Esta disposición se encuentra vigente, y sigue siendo utilizada por la Presidencia de la República para negar el acceso ciudadano a datos tan simples e irrelevantes para la seguridad colectiva, como lo son el organigrama del OIE o el nombre de los consultores del sector académico, que colaboran con sus opiniones al trabajo de este organismo presidencial. Desde este mismo ente administrativo se le negó información durante la presidencia Sánchez Cerén a la Corte de Cuentas de la República, e incluso a la Fiscalía General de la República en el desarrollo de la investigación sobre delitos.

Al respecto, el Instituto de Acceso a la Información Pública ha señalado desde el 2015 que: “…la reserva de información relacionada con el OIE no debe fundamentarse de forma genérica conforme a lo establecido en el Art. 8 de la LOIE, sino que debe basarse en las excepciones establecidas en la LAIP, según cada caso en particular, y en los principios rectores del acceso a la información…”.

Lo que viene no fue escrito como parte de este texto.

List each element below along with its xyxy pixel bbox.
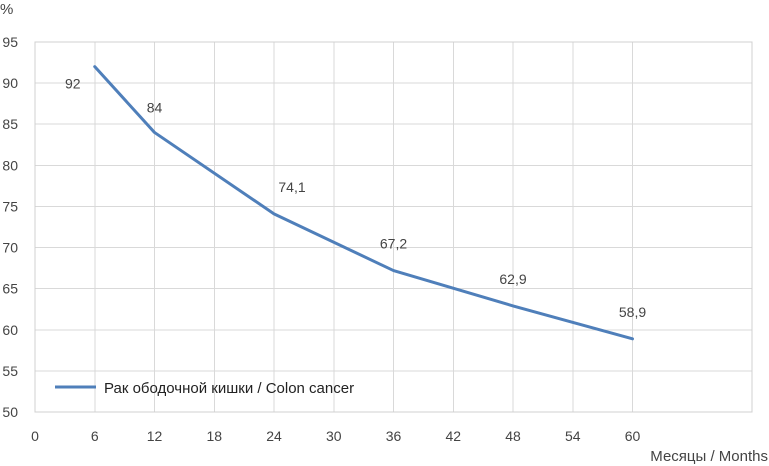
y-tick-label: 75 bbox=[2, 198, 18, 214]
x-tick-label: 60 bbox=[625, 428, 641, 444]
y-tick-label: 65 bbox=[2, 281, 18, 297]
x-tick-label: 42 bbox=[445, 428, 461, 444]
y-tick-label: 55 bbox=[2, 363, 18, 379]
plot-area bbox=[34, 41, 753, 413]
x-tick-label: 30 bbox=[326, 428, 342, 444]
x-tick-label: 36 bbox=[386, 428, 402, 444]
data-label: 84 bbox=[147, 99, 163, 115]
legend-label: Рак ободочной кишки / Colon cancer bbox=[104, 380, 354, 397]
y-tick-label: 80 bbox=[2, 157, 18, 173]
x-tick-label: 18 bbox=[206, 428, 222, 444]
y-tick-label: 50 bbox=[2, 404, 18, 420]
x-tick-label: 54 bbox=[565, 428, 581, 444]
y-tick-label: 90 bbox=[2, 75, 18, 91]
y-tick-label: 85 bbox=[2, 116, 18, 132]
x-axis-ticks: 0 6 12 18 24 30 36 42 48 54 60 bbox=[31, 428, 640, 444]
y-tick-label: 70 bbox=[2, 240, 18, 256]
x-tick-label: 48 bbox=[505, 428, 521, 444]
x-tick-label: 6 bbox=[91, 428, 99, 444]
data-label: 74,1 bbox=[278, 179, 305, 195]
x-axis-label: Месяцы / Months bbox=[650, 448, 768, 465]
y-axis-label: % bbox=[0, 1, 13, 18]
y-axis-ticks: 50 55 60 65 70 75 80 85 90 95 bbox=[2, 34, 18, 420]
legend: Рак ободочной кишки / Colon cancer bbox=[55, 380, 354, 397]
x-tick-label: 0 bbox=[31, 428, 39, 444]
data-label: 92 bbox=[65, 76, 81, 92]
y-tick-label: 95 bbox=[2, 34, 18, 50]
vertical-grid-lines bbox=[34, 42, 753, 412]
data-label: 67,2 bbox=[380, 236, 407, 252]
y-tick-label: 60 bbox=[2, 322, 18, 338]
data-labels: 92 84 74,1 67,2 62,9 58,9 bbox=[65, 76, 646, 320]
x-tick-label: 12 bbox=[147, 428, 163, 444]
data-label: 58,9 bbox=[619, 304, 646, 320]
series-line-colon-cancer bbox=[93, 65, 634, 341]
x-tick-label: 24 bbox=[266, 428, 282, 444]
data-label: 62,9 bbox=[499, 271, 526, 287]
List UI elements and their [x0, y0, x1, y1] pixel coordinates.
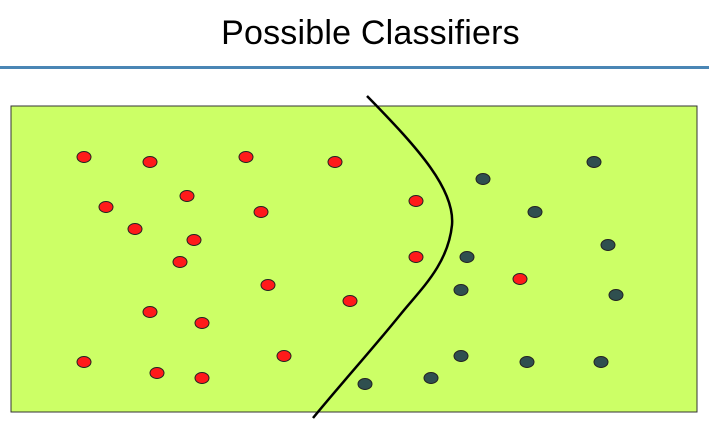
data-points — [76, 151, 624, 390]
red-class-point — [179, 190, 195, 202]
red-class-point — [194, 372, 210, 384]
red-class-point — [238, 151, 254, 163]
dark-class-point — [527, 206, 543, 218]
red-class-point — [408, 195, 424, 207]
red-class-point — [194, 317, 210, 329]
dark-class-point — [519, 356, 535, 368]
decision-boundary — [312, 95, 454, 419]
red-class-point — [342, 295, 358, 307]
red-class-point — [98, 201, 114, 213]
feature-space-panel — [10, 105, 698, 413]
title-divider — [0, 66, 709, 69]
dark-class-point — [586, 156, 602, 168]
red-class-point — [512, 273, 528, 285]
red-class-point — [76, 151, 92, 163]
red-class-point — [127, 223, 143, 235]
dark-class-point — [453, 284, 469, 296]
dark-class-point — [600, 239, 616, 251]
red-class-point — [142, 156, 158, 168]
dark-class-point — [357, 378, 373, 390]
red-class-point — [327, 156, 343, 168]
dark-class-point — [459, 251, 475, 263]
dark-class-point — [453, 350, 469, 362]
dark-class-point — [423, 372, 439, 384]
page-title: Possible Classifiers — [221, 14, 520, 52]
red-class-point — [149, 367, 165, 379]
red-class-point — [142, 306, 158, 318]
red-class-point — [276, 350, 292, 362]
red-class-point — [76, 356, 92, 368]
red-class-point — [408, 251, 424, 263]
red-class-point — [186, 234, 202, 246]
dark-class-point — [475, 173, 491, 185]
dark-class-point — [593, 356, 609, 368]
dark-class-point — [608, 289, 624, 301]
red-class-point — [172, 256, 188, 268]
red-class-point — [253, 206, 269, 218]
red-class-point — [260, 279, 276, 291]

Tal parece que en materia de inteligencia ha sido más gravosa la existencia de la reserva absoluta -que a su vez mantiene un sistema de discrecionalidades ya injustificables por parte de la Presidencia- que la misma transparencia requerida por los ciudadanos que exigimos conocer información administrativa. Esta semana los Comisionados del Instituto de Acceso a Información Pública tendrán la última palabra.